Nguyen, nominated in the Narration by the Author category, narrated the book herself, dusting off her background in theater and acting. She worked with dialect coach Erik Singer – who worked with Austin Butler for Baz Luhrmann’s “Elvis” – to perfect various accents, including French, Swedish and Australian, embodying different genders, ages and dialects with her voice.
She spent about eight months preparing to narrate the book before acting as her own producer and director at a local Milwaukee recording studio. They recorded the book over five days, collaborating with sound engineers and perfecting her accents, making sure not to mistake Australian for British.
“It’s very physically grueling and demanding on the voice, I was blown away at how difficult it was,” Nguyen said. “At the end of the day, I could go about four or five hours at a time, and you’re just shaking by the end of that, and you have to rest your voice. I couldn’t speak to my kids in the evenings, I had to do a text-to-voice robot, like, ‘Go to bed,’” she said, laughing.

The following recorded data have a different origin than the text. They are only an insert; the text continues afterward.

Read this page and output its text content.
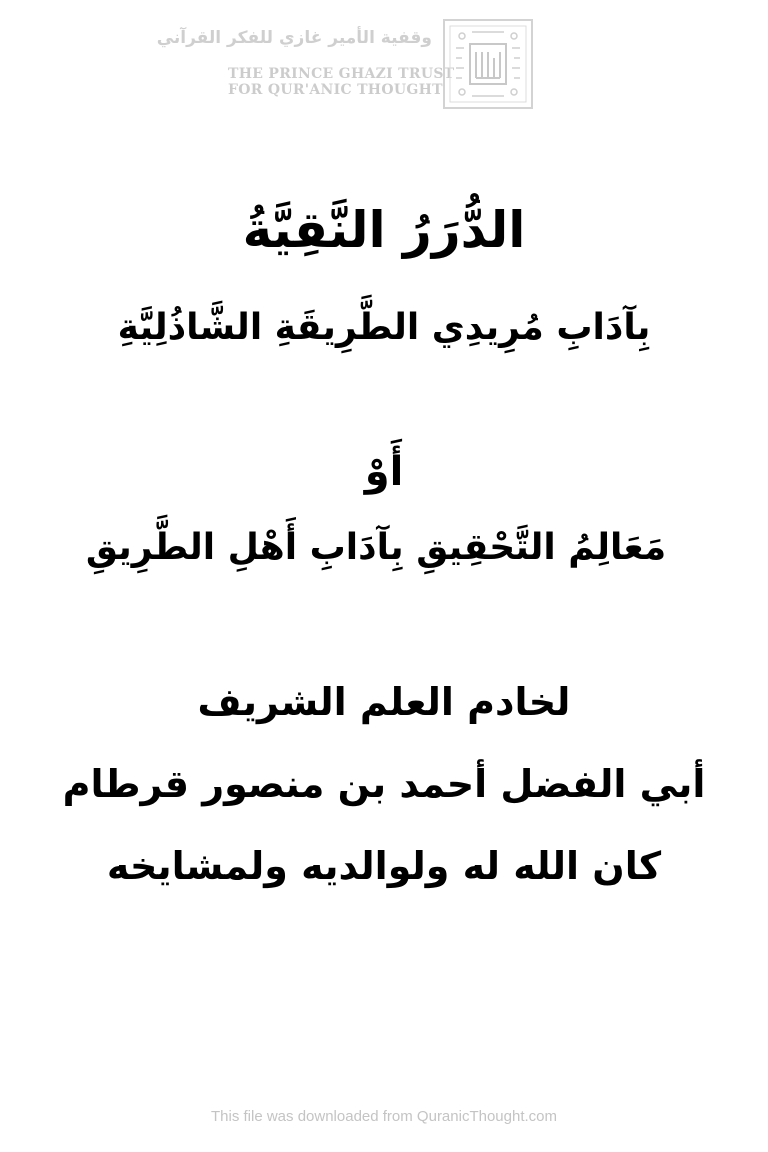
وقفية الأمير غازي للفكر القرآني
THE PRINCE GHAZI TRUST
FOR QUR'ANIC THOUGHT
الدُّرَرُ النَّقِيَّةُ
بِآدَابِ مُرِيدِي الطَّرِيقَةِ الشَّاذُلِيَّةِ
أَوْ
مَعَالِمُ التَّحْقِيقِ بِآدَابِ أَهْلِ الطَّرِيقِ
لخادم العلم الشريف
أبي الفضل أحمد بن منصور قرطام
كان الله له ولوالديه ولمشايخه
This file was downloaded from QuranicThought.com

Nguyen said she is the only nominee in her category who “is not literally a celebrity or a best-selling author” and represents the only indie publisher in the category. She is nominated against Whoopi Goldberg’s Bits and Pieces, which Nguyen describes as being a “very surreal” situation to be in.
“It’s an absolute honor to be able to go to the awards ceremony in New York,” she said. “I’m very happy to go and represent [Milwaukee,] and that’s another reason it seems like such an anomaly because most of these folks who are nominated are New York and Los Angeles people.”
Nguyen described preparing for the Audies Gala on March 4 as a “treat,” even among the shock of it all.
After her rendezvous in New York City, she will make an appearance at the DSM Book Festival in Des Moines, Iowa and continue working on her second novel.